Many are wringing their hands and crying “betrayal”, blaming Obama for the failure to bring any significant change to the political landscape. This is silly. Anyone paying attention would recognize Obama as a mainstream corporate Democrat sensitive to the moment, but - left to his own devices - inclined to support the call of monopoly capital. I have written often of his career and the parallels with other Democrats who have been publicly ordained with messianic qualities. I have pointed to the strong corporate sponsorship – especially from finance capital – of his candidacy and warned of any easy dismissal of what that might mean. Those who fostered such illusions have only themselves to blame for the disappointment of the last fourteen months.

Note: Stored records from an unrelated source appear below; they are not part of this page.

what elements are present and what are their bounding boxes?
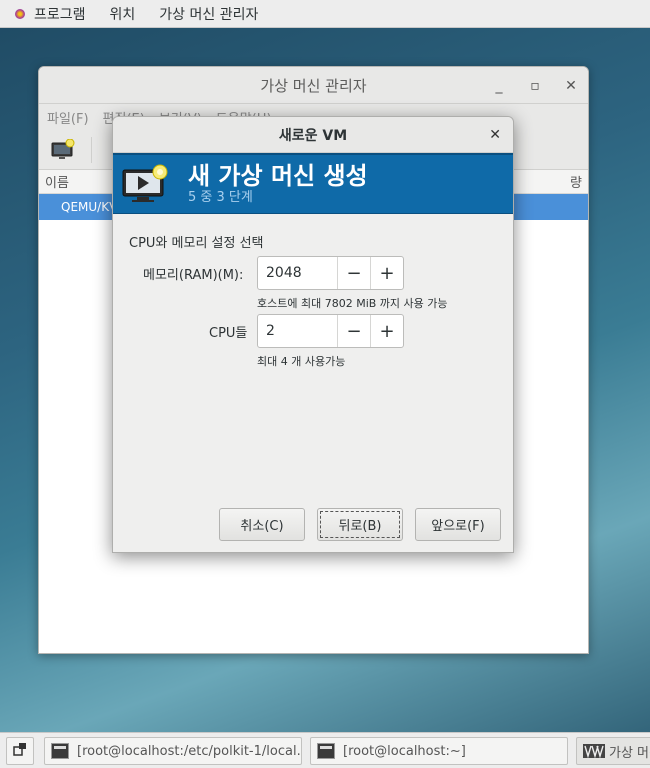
section-label: CPU와 메모리 설정 선택: [129, 236, 264, 251]
taskbar-terminal-1-label: [root@localhost:/etc/polkit-1/local…: [77, 743, 302, 759]
applications-icon: [12, 6, 28, 22]
dialog-title: 새로운 VM: [278, 127, 348, 144]
show-desktop-button[interactable]: [6, 737, 34, 765]
step-indicator: 5 중 3 단계: [188, 190, 253, 205]
column-name[interactable]: 이름: [45, 172, 69, 191]
terminal-icon: [51, 743, 69, 759]
minimize-icon[interactable]: _: [492, 78, 506, 94]
forward-button[interactable]: 앞으로(F): [415, 508, 501, 541]
close-icon[interactable]: ✕: [564, 78, 578, 94]
taskbar-vm-manager-label: 가상 머신 관리자: [609, 745, 650, 761]
column-usage[interactable]: 량: [570, 172, 582, 191]
memory-label: 메모리(RAM)(M):: [143, 268, 244, 283]
banner-title: 새 가상 머신 생성: [188, 162, 368, 190]
cpu-decrement-button[interactable]: −: [337, 315, 370, 347]
active-app-label: 가상 머신 관리자: [159, 6, 259, 23]
maximize-icon[interactable]: ▫: [528, 78, 542, 94]
memory-spinbox[interactable]: 2048 − +: [257, 256, 404, 290]
taskbar-terminal-1[interactable]: [root@localhost:/etc/polkit-1/local…: [44, 737, 302, 765]
memory-increment-button[interactable]: +: [370, 257, 403, 289]
taskbar-terminal-2-label: [root@localhost:~]: [343, 743, 466, 759]
applications-menu[interactable]: 프로그램: [0, 0, 98, 28]
memory-decrement-button[interactable]: −: [337, 257, 370, 289]
vm-manager-titlebar[interactable]: 가상 머신 관리자 _ ▫ ✕: [39, 67, 588, 104]
dialog-close-icon[interactable]: ✕: [489, 127, 501, 143]
places-menu[interactable]: 위치: [98, 0, 148, 28]
taskbar-terminal-2[interactable]: [root@localhost:~]: [310, 737, 568, 765]
menu-file[interactable]: 파일(F): [47, 108, 89, 127]
active-app-menu[interactable]: 가상 머신 관리자: [147, 0, 270, 28]
new-vm-dialog: 새로운 VM ✕ 새 가상 머신 생성 5 중 3 단계 CPU와 메모리 설정…: [112, 116, 514, 553]
cpu-spinbox[interactable]: 2 − +: [257, 314, 404, 348]
cpu-label: CPU들: [209, 326, 248, 341]
terminal-icon: [317, 743, 335, 759]
bottom-taskbar: [root@localhost:/etc/polkit-1/local… [ro…: [0, 732, 650, 768]
cpu-increment-button[interactable]: +: [370, 315, 403, 347]
toolbar-separator: [91, 136, 92, 163]
places-label: 위치: [109, 6, 136, 23]
wizard-banner: 새 가상 머신 생성 5 중 3 단계: [113, 153, 513, 214]
vm-manager-icon: [583, 744, 605, 758]
cpu-hint: 최대 4 개 사용가능: [257, 355, 346, 368]
cpu-input[interactable]: 2: [258, 315, 337, 347]
taskbar-vm-manager[interactable]: 가상 머신 관리자: [576, 737, 650, 765]
new-vm-icon[interactable]: [51, 138, 75, 161]
show-desktop-icon: [13, 742, 27, 760]
memory-hint: 호스트에 최대 7802 MiB 까지 사용 가능: [257, 297, 448, 310]
vm-manager-title: 가상 머신 관리자: [260, 76, 367, 95]
memory-input[interactable]: 2048: [258, 257, 337, 289]
cancel-button[interactable]: 취소(C): [219, 508, 305, 541]
new-vm-monitor-icon: [122, 164, 168, 204]
top-panel: 프로그램 위치 가상 머신 관리자: [0, 0, 650, 28]
dialog-titlebar[interactable]: 새로운 VM ✕: [113, 117, 513, 153]
back-button[interactable]: 뒤로(B): [317, 508, 403, 541]
applications-label: 프로그램: [34, 6, 86, 23]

Facing an interim election in eight months, it is likely that little will be accomplished legislatively after the spring. Few politicians will want to take any risks and campaigning will begin in earnest. Still it will be a great opportunity to press an independent progressive agenda on vote-hungry, promise-happy politicos seeking support in November. It will be a chance to build a counter-force preparing for the legislative battles to come after the elections. Support for independent candidates – many Green Party candidates are projecting effective campaigns – will scare the pants off of complacent Democrats, much as the Tea-Party advocates frighten Republican leaders. There is much to do to put some spine into labor leadership and rekindle the anti-war movement. All of these steps will move us closer to creating a left-oriented third-party that can consistently influence our political course. Its time to lose the defensive posture of the last period and mount an offensive against those offering two flavors of the same poison. And we won’t have to explain the puzzling fact that the people are hungry for progressive change while the political winds are blowing rightward.